In summary, to realise major reductions in mortality, any screening programme must have the population comply with the screening test. This study shows that the health behaviours of smokers make them less likely to be interested in lung cancer screening. Nearly all of their responses suggest that their belief about this preventive health intervention is different from those of non‐smokers and will negatively affect their participation in a screening programme. As a lung cancer screening programme will be directed at current smokers and those with a smoking history, the overall reduction in lung cancer mortality that a mass screening effort can expect may be substantially diminished.

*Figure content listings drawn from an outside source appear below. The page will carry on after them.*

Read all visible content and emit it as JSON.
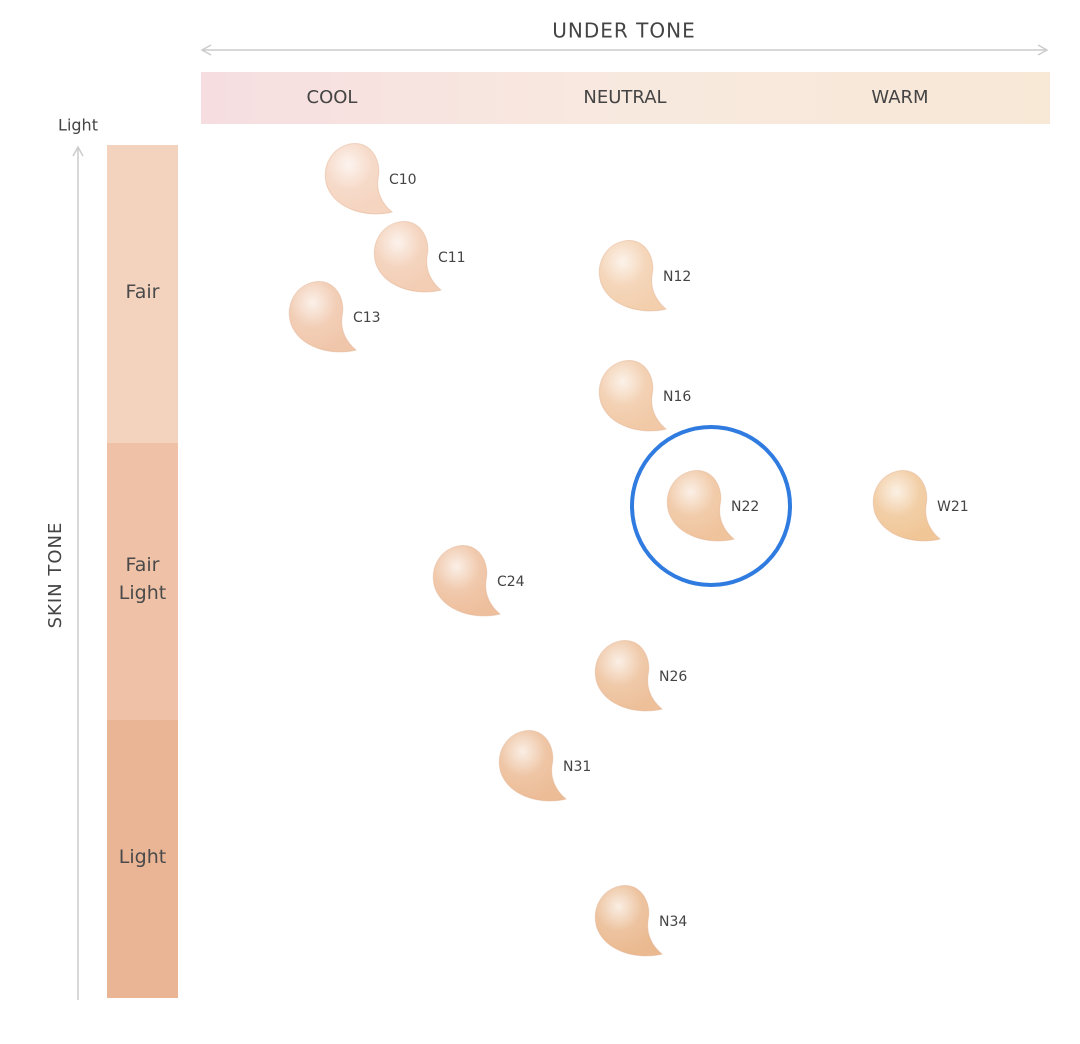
{
  "header": {
    "title": "UNDER TONE",
    "undertones": [
      "COOL",
      "NEUTRAL",
      "WARM"
    ]
  },
  "axis": {
    "top_label": "Light",
    "title": "SKIN TONE",
    "levels": [
      "Fair",
      "Fair Light",
      "Light"
    ]
  },
  "swatches": [
    {
      "label": "C10"
    },
    {
      "label": "C11"
    },
    {
      "label": "C13"
    },
    {
      "label": "N12"
    },
    {
      "label": "N16"
    },
    {
      "label": "N22"
    },
    {
      "label": "W21"
    },
    {
      "label": "C24"
    },
    {
      "label": "N26"
    },
    {
      "label": "N31"
    },
    {
      "label": "N34"
    }
  ]
}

Other already established screening programmes face a myriad of challenges in promoting widespread use. Lung cancer screening would face all of those challenges and now “reaching smokers” can be added to the list. Although a randomised controlled trial is necessary to establish a benefit to screening with low‐dose computed tomography, the results of this study suggest that innovative approaches to reach this difficult population should be developed and tested now if the promise of reducing the burden of lung cancer death is to be realised.